O presidente do Irã, Mahmoud Ahmadinejad, afirmou nesta segunda-feira que aceitaria enviar urânio para ser enriquecido fora do país em troca de combustível nuclear, em uma referência a uma das propostas apresentadas no ano passado pela Organização das Nações Unidas (ONU). Nós não temos problemas em enviar nosso urânio enriquecido para fora, disse à TV estatal.

BBC Brasil |

Segundo ele, o Irã enviaria urânio pouco enriquecido a 3,5% e receberia de volta enriquecido a 20% - nível de combustível nuclear - dentro de quatro ou cinco meses.

O presidente deixou claro que, caso o país não receba o urânio mais enriquecido para ser usado no reator do país, o Irã tem capacidade de produzir o combustível internamente.

Reação
O governo dos Estados Unidos reagiu com cautela ao anúncio feito por Ahmadinejad.

Segundo a correspondente da BBC em Washington Kim Ghattas a reação cautelosa ser deve principalmente a falta de detalhes no anúncio do presidente iraniano sobre a possível aceitação ao acordo proposto pela ONU.
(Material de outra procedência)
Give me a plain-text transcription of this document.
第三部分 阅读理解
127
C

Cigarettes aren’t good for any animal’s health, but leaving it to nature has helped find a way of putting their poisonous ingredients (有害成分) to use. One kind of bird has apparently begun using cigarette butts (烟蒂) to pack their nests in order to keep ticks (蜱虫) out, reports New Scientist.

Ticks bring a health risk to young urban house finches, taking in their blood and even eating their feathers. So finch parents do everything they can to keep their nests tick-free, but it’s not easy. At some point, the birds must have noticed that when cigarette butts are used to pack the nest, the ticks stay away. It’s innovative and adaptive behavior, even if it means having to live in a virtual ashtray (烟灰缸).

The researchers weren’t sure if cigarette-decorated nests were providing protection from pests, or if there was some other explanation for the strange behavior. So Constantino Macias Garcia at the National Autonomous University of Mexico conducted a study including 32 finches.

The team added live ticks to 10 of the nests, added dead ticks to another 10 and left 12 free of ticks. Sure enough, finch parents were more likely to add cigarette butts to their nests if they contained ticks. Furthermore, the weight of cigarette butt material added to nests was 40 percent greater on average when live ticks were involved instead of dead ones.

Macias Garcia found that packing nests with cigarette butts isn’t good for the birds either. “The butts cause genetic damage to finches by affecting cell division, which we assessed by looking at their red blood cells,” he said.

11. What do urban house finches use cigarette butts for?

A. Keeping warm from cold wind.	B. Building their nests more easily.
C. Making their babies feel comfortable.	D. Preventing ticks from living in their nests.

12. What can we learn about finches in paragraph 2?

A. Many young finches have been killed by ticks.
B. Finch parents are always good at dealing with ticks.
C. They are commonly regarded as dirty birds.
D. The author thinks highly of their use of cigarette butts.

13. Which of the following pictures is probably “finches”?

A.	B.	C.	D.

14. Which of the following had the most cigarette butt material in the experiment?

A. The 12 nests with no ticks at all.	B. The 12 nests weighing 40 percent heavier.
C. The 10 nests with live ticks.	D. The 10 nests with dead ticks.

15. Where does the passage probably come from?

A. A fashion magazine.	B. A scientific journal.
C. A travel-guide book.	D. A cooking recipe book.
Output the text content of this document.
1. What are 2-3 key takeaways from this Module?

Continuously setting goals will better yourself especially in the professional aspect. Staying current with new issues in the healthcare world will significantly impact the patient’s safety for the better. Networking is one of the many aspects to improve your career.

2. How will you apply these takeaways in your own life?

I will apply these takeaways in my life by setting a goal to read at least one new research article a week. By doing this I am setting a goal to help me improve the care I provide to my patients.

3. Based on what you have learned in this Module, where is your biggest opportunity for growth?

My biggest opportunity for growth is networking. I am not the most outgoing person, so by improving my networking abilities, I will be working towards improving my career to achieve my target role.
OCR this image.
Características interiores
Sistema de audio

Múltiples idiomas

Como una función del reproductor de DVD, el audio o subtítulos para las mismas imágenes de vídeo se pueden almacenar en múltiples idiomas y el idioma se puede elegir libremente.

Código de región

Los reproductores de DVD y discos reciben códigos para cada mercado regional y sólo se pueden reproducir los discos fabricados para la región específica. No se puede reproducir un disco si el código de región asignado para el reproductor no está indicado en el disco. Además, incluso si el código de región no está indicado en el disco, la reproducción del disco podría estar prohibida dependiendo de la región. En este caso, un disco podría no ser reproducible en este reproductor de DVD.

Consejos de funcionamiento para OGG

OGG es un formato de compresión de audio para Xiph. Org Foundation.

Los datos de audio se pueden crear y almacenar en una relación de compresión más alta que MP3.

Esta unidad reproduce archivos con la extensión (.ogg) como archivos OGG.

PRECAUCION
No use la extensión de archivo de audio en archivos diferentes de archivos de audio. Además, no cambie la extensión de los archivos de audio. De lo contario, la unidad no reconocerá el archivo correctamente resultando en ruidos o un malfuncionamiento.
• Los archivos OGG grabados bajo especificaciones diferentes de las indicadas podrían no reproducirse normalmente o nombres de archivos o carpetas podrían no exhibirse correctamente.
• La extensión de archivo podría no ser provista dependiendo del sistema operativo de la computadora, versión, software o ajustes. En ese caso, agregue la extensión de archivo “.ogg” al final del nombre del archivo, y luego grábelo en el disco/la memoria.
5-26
Em outubro, a Agência Internacional de Energia Atômica (AIEA) - o braço da ONU para assuntos nucleares - apresentou uma proposta para enriquecer na Rússia 75% do urânio com baixo grau de enriquecimento do Irã, devolvendo-o a Teerã para uso em um reator na capital iraniana.

Mas o governo iraniano rejeitou a ideia e sugeriu a troca do urânio por combustível nuclear dentro do território iraniano, algo rejeitado por vários países do Ocidente.

Ahmadinejad também havia recusado o prazo de um ano estabelecido pela ONU para que os países devolvessem o urânio já enriquecido ao Irã.

No comentário feito nesta terça-feira, o presidente iraniano parece aceitar a proposta, mas citou que o país teria que receber o combustível nuclear dentro de quatro ou cinco meses - diferentemente do prazo anteriormente proposto pela ONU.

Segundo o porta-voz do Departamento de Estado P.J Crowley, se o Irã pretende aceitar a proposta e enviar o urânio para ser enriquecido no exterior, o governo deve avisar à Agência Internacional de Energia Atômica (AIEA).

Ainda de acordo com Crowley, caso o Irã esteja realmente disposto a aceitar a proposta que já está na mesa de negociações, a decisão seria bem-vinda pelos EUA.

"Não estamos dispostos a mudar o acordo. Não estamos interessados em renegocia-lo. Se o Irã quer aceitar o acordo, deve informar à AIEA", disse Crowley à agência Reuters.

Segundo Ghattas, Ahmadinejad pode estar tentando ganhar tempo, mas Washington será cuidadosa para não rejeitar uma abertura demonstrada pelo Irã para evitar se considerada culpada por um eventual impasse nas negociações.

Os Estados Unidos e outros países pressionam o governo iraniano a interromper seu programa de enriquecimento de urânio por temer que o Irã esteja secretamente tentando desenvolver armas nucleares.

Teerã, porém, nega as alegações e afirma que seu programa nuclear é pacífico e tem o objetivo de gerar energia.

A recusa do Irã em suspender o enriquecimento de urânio já levou o país a ser submetido a uma série de sanções pela Organização das Nações Unidas (ONU).